Today was my second day in Belgrade, and as usual I was up early. I decided to do a mini-walking tour up to the bohemian district (near the Old Town area), hitting a couple of the sites I’d noticed on the tram along the way back to the hotel yesterday.
First up, St. Mark Orthodox Church, located in Tasmajdan Park. It’s one of the more sparse Serbian Orthodox churches I’ve seen, but it did have an interesting exterior and statues.
Up next, I stumbled upon the National Assembly of Serbia, which predictably had protest propaganda out front. I also passed the “The Observation Post of the Serbian Army High Command on Kajmakcalan” which is an observation point used in World War I that has now been transitioned to a memorial. I also passed the Old Palace (the new palace sadly only allows guided tours on Saturdays, or else I would have visited!).
Then, I continued my wandering towards to the bohemian quarter, Skadarlija. The architecture along the way was a fascinating mix of takes on brutalism.
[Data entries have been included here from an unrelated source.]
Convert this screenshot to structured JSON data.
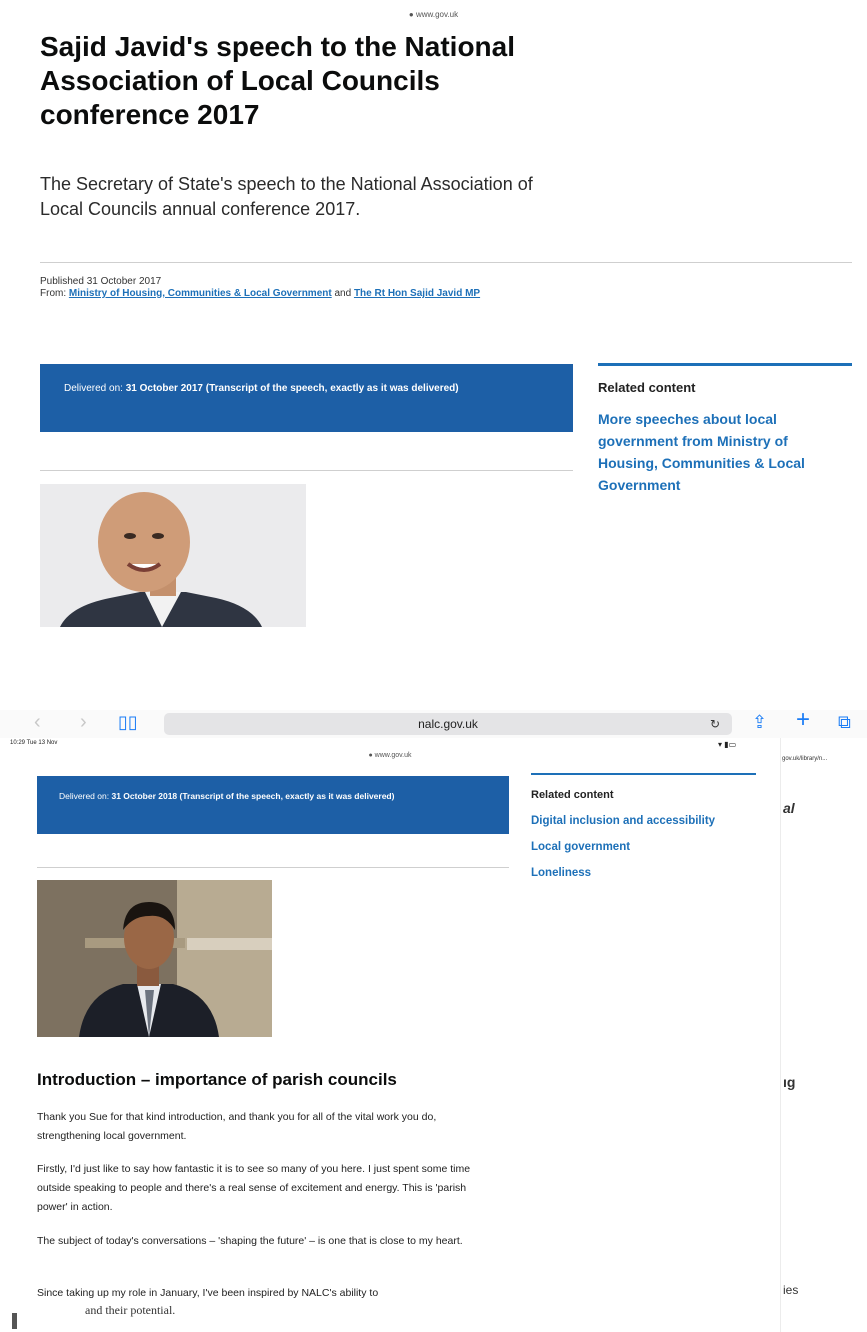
{
  "top": {
    "url": "● www.gov.uk",
    "title": "Sajid Javid's speech to the National Association of Local Councils conference 2017",
    "summary": "The Secretary of State's speech to the National Association of Local Councils annual conference 2017.",
    "published": "Published 31 October 2017",
    "from_label": "From:",
    "from_org": "Ministry of Housing, Communities & Local Government",
    "from_and": "and",
    "from_person": "The Rt Hon Sajid Javid MP",
    "delivered_label": "Delivered on:",
    "delivered_value": "31 October 2017 (Transcript of the speech, exactly as it was delivered)",
    "related_title": "Related content",
    "related_link": "More speeches about local government from Ministry of Housing, Communities & Local Government"
  },
  "browser": {
    "url": "nalc.gov.uk",
    "status_time": "10:29  Tue 13 Nov",
    "inner_url": "● www.gov.uk",
    "right_url": "gov.uk/library/n..."
  },
  "bottom": {
    "delivered_label": "Delivered on:",
    "delivered_value": "31 October 2018 (Transcript of the speech, exactly as it was delivered)",
    "related_title": "Related content",
    "related_links": [
      "Digital inclusion and accessibility",
      "Local government",
      "Loneliness"
    ],
    "heading": "Introduction – importance of parish councils",
    "paragraphs": [
      "Thank you Sue for that kind introduction, and thank you for all of the vital work you do, strengthening local government.",
      "Firstly, I'd just like to say how fantastic it is to see so many of you here. I just spent some time outside speaking to people and there's a real sense of excitement and energy. This is 'parish power' in action.",
      "The subject of today's conversations – 'shaping the future' – is one that is close to my heart.",
      "Since taking up my role in January, I've been inspired by NALC's ability to"
    ],
    "cut_text": "and their potential.",
    "right_fragments": [
      "al",
      "ıg",
      "ies"
    ]
  },
  "colors": {
    "accent_blue": "#1d5fa6",
    "link_blue": "#1d70b8",
    "ios_blue": "#1a7cf5"
  }
}
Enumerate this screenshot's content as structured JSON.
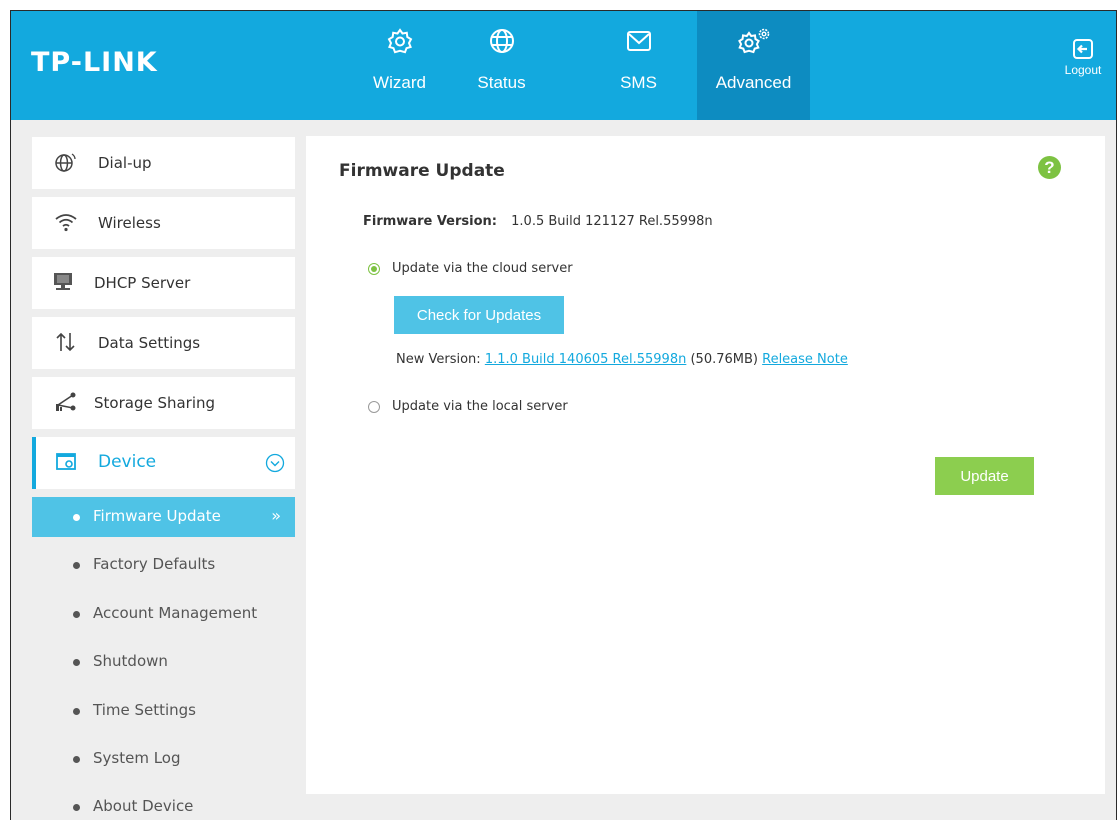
{
  "brand": {
    "logo_text": "TP-LINK",
    "header_color": "#13a9de",
    "accent": "#4fc3e6",
    "green": "#7dc242"
  },
  "nav": {
    "tabs": [
      {
        "label": "Wizard",
        "icon": "gear-icon"
      },
      {
        "label": "Status",
        "icon": "globe-icon"
      },
      {
        "label": "SMS",
        "icon": "envelope-icon"
      },
      {
        "label": "Advanced",
        "icon": "gears-icon",
        "active": true
      }
    ],
    "logout": {
      "label": "Logout",
      "icon": "logout-icon"
    }
  },
  "sidebar": {
    "items": [
      {
        "label": "Dial-up",
        "icon": "globe-signal-icon"
      },
      {
        "label": "Wireless",
        "icon": "wifi-icon"
      },
      {
        "label": "DHCP Server",
        "icon": "monitor-icon"
      },
      {
        "label": "Data Settings",
        "icon": "updown-arrows-icon"
      },
      {
        "label": "Storage Sharing",
        "icon": "share-icon"
      },
      {
        "label": "Device",
        "icon": "device-settings-icon",
        "expanded": true
      }
    ],
    "device_sub": [
      {
        "label": "Firmware Update",
        "active": true
      },
      {
        "label": "Factory Defaults"
      },
      {
        "label": "Account Management"
      },
      {
        "label": "Shutdown"
      },
      {
        "label": "Time Settings"
      },
      {
        "label": "System Log"
      },
      {
        "label": "About Device"
      }
    ]
  },
  "main": {
    "title": "Firmware Update",
    "help_icon": "?",
    "firmware_version_label": "Firmware Version:",
    "firmware_version_value": "1.0.5 Build 121127 Rel.55998n",
    "radio_cloud": "Update via the cloud server",
    "radio_local": "Update via the local server",
    "selected": "cloud",
    "check_button": "Check for Updates",
    "new_version_label": "New Version:",
    "new_version_link": "1.1.0 Build 140605 Rel.55998n",
    "new_version_size": "(50.76MB)",
    "release_note": "Release Note",
    "update_button": "Update"
  }
}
I especially enjoyed one building that appeared to be a concert hall.
Then, bursting out of the brutalism was the bohemian quarter (quite literally – in some cases, the “bohemian” part was the only part of the building that even remotely appeared non-brutalist.
Interestingly, there was a Sebilj, a traditional Ottoman fountain (the only remaining one in Sarajevo is packed with tourists day and night). Turns out, this one was a gift to Belgrade from the city of Sarajevo in 1989 (which feels like a sadly ironic twist given how poor relations would be between Serbia and Bosnia just a couple years later).
After the bohemian district, I stopped at what was the second most amazing church of the morning: the Church of St. Alexander Nevsky. I lit my requisite candle here – and got the fabled Serbian dinar coins in change (hilariously, they come in the 1, 2 and 5 denomination from what I received – for reference of how worthless these are, my overpriced hotel cocktail is ~600 dinar, and my Michelin-rated lunch yesterday (~$27!) was about 3500 dinar. I’m truly unsure where you’d ever use these coins, but they’re a cool souvenir.
The church itself was incredible – the frescoes were absolutely stunning, and the vibrancy of colors was impressive.
Then, I wandered up to my primary stop of the morning: Kalemegdan Park, which houses several attractions including the Old Fortress, a “Russian” church, the medieval torture museum, a clock tower, Roman ruins, the Victor statue (victory during Balkan wars against the Ottomans), as well as a variety of other attractions including a zoo and a very amusing “Dino Park” (with a ton of dinosaur statues). It also houses the military museum, which has an impressive collection of hardware including a rocket launcher.
The “Russian” church was both amazing and hilarious. At first, it seems like your typical Serbian Orthodox spot – and then, upon closer inspection, you realize that the chandeliers are made of bullets.
There was also a second chapel in the church complex, this one covered in beautiful mosaics.
After that, I wandered for lunch, stopping in at a place called “Hometown Foods” which sadly only offered non-Serbian foods, with the exception of horse meat. Not feeling especially adventuresome, I decided to stick with what I knew and ordered the Serbian equivalent of a hamburger, which ended up being ~2/3 the size of a dinner plate. Sadly it wasn’t great, so it ended up being a relatively disappointing meal.
I tried to go to the Tesla museum on the way back from lunch, but sadly they only offer tours every hour on the hour and I’d arrived at 1:03pm and was turned away (in fairness to me, their tour policy is not published anywhere I could see). Then, I headed back to the hotel. I think after so much traveling in the past two weeks, I just need a break, so I watched some tv and movies while planning for the remainder of my time in Europe and doing on-boarding for work, and am just taking it easy before my 4am departure for Romania tomorrow!